Dans la journée les bureaux de Scotland Yard n’étaient pas accueillants, mais la nuit c’était franchement sinistre, les grands classeurs d’un brun presque noir et les lampes à abat-jour en opaline vert pomme ne contribuant guère à une atmosphère détendue. Les visiteurs forcés y reçurent l’accueil de deux chaises tandis que le superintendant rejoignait un fauteuil de cuir après avoir, comme promis, fait servir des grogs fumants par le policier de garde. Heureusement, l’odeur du rhum et du citron emplit la pièce.
– Bien ! soupira Warren après avoir absorbé la moitié de son verre. Qui de vous deux va parler ? Mais d’abord une question : Cootes a-t-il participé à votre discrète visite des entrailles du Chrysanthème rouge ?
– Non, fit Aldo qui venait de décider, après un coup d’œil échangé avec Adalbert, d’être aussi franc que possible. Il a une peur bleue des Chinois et nous l’avons laissé dans la barque pour faire le guet.
– Pourquoi l’avoir emmené alors ?
– Pour nous aider à nous repérer sur le fleuve ! Avant de poursuivre, j’aimerais savoir comment vous êtes si au courant de nos faits et gestes. Nous n’avons vu personne.

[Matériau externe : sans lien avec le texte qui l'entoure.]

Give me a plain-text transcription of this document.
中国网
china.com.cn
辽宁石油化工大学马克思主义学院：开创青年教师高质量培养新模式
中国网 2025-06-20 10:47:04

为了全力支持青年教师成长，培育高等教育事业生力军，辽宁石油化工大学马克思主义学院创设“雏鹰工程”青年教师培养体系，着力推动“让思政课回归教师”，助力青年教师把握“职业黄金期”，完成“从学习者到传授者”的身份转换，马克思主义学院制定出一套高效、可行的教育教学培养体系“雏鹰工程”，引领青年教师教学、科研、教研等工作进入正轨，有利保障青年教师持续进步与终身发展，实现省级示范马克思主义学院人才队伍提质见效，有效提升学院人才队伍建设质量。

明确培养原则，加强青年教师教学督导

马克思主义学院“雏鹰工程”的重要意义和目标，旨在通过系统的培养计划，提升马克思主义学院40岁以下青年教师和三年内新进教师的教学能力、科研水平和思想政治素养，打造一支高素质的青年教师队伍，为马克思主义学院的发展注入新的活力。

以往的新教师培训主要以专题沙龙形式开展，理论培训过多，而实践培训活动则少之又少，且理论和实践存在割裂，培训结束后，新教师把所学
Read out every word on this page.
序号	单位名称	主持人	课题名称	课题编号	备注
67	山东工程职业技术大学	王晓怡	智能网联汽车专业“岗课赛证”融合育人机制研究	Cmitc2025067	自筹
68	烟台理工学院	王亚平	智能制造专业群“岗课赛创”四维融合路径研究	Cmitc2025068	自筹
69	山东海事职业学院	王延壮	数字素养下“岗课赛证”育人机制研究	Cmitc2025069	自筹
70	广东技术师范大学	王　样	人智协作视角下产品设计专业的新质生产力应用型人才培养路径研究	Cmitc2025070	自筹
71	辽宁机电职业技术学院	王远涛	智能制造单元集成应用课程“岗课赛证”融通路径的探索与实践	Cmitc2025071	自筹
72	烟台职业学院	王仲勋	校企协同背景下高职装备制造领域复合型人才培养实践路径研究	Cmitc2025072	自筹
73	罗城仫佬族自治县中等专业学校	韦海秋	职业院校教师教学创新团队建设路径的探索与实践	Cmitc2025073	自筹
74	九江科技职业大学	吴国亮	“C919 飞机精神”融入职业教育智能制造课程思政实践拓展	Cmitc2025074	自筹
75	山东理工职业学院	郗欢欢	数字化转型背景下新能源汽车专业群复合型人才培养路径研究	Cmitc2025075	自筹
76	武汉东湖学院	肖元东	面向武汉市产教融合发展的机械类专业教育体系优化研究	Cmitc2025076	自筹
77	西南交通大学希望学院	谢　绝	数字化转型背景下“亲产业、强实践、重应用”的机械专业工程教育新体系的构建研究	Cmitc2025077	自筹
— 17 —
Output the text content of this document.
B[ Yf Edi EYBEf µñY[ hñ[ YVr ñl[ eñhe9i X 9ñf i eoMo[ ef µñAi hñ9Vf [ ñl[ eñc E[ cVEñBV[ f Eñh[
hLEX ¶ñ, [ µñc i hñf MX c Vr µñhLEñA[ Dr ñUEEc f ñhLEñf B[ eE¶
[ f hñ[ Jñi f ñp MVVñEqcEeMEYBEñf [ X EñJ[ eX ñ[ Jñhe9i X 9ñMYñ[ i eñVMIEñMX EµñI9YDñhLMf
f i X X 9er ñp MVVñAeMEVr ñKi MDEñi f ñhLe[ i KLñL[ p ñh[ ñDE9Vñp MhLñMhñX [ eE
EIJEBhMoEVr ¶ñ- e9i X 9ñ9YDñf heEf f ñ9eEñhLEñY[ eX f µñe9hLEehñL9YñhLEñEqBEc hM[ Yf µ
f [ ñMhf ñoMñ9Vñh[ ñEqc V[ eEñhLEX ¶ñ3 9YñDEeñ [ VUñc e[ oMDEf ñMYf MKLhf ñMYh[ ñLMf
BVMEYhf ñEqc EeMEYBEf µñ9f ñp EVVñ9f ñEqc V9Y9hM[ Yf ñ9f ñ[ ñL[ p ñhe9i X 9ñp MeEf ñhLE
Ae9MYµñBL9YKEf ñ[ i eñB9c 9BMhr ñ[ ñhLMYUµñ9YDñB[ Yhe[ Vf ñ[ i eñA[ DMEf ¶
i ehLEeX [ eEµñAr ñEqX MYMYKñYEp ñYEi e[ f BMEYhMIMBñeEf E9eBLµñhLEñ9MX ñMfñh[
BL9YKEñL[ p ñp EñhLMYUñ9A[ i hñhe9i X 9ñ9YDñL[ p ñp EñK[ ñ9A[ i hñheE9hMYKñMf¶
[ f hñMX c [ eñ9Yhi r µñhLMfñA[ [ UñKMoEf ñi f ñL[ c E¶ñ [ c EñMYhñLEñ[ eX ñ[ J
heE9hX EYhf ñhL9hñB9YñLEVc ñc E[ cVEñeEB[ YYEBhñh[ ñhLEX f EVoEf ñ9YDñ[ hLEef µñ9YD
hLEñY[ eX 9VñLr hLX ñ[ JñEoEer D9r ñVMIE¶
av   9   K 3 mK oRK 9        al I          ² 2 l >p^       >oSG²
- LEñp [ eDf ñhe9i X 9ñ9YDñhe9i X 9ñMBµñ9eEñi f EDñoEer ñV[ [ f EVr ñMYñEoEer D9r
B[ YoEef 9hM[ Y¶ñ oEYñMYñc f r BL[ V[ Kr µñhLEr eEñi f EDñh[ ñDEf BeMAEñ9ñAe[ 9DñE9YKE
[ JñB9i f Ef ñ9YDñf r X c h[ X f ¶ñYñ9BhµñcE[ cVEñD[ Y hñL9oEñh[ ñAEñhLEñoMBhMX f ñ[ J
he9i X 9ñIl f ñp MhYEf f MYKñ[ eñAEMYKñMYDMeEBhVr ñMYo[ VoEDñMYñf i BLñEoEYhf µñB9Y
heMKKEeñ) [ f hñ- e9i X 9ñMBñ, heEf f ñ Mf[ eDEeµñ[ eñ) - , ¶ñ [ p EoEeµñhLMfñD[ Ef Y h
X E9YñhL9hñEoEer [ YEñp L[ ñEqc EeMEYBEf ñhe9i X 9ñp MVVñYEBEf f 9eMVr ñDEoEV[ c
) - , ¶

– Il n’y pas de mystère. À peu près persuadé que vous ne tiendriez aucun compte de ma mise en garde de l’autre jour, je vous ai fait suivre. Quand on vous a vus prendre un bateau aux Docks, votre destination était claire. Et maintenant, racontez-moi tout ! Si j’en juge par la mine soucieuse que vous arborez depuis que vous m’avez vu, il a dû se passer quelque chose que vous n’étiez guère disposé à me confier.
Comme il ne leur avait pas été possible de se concerter, Vidal-Pellicorne jugea utile de se porter à la rescousse.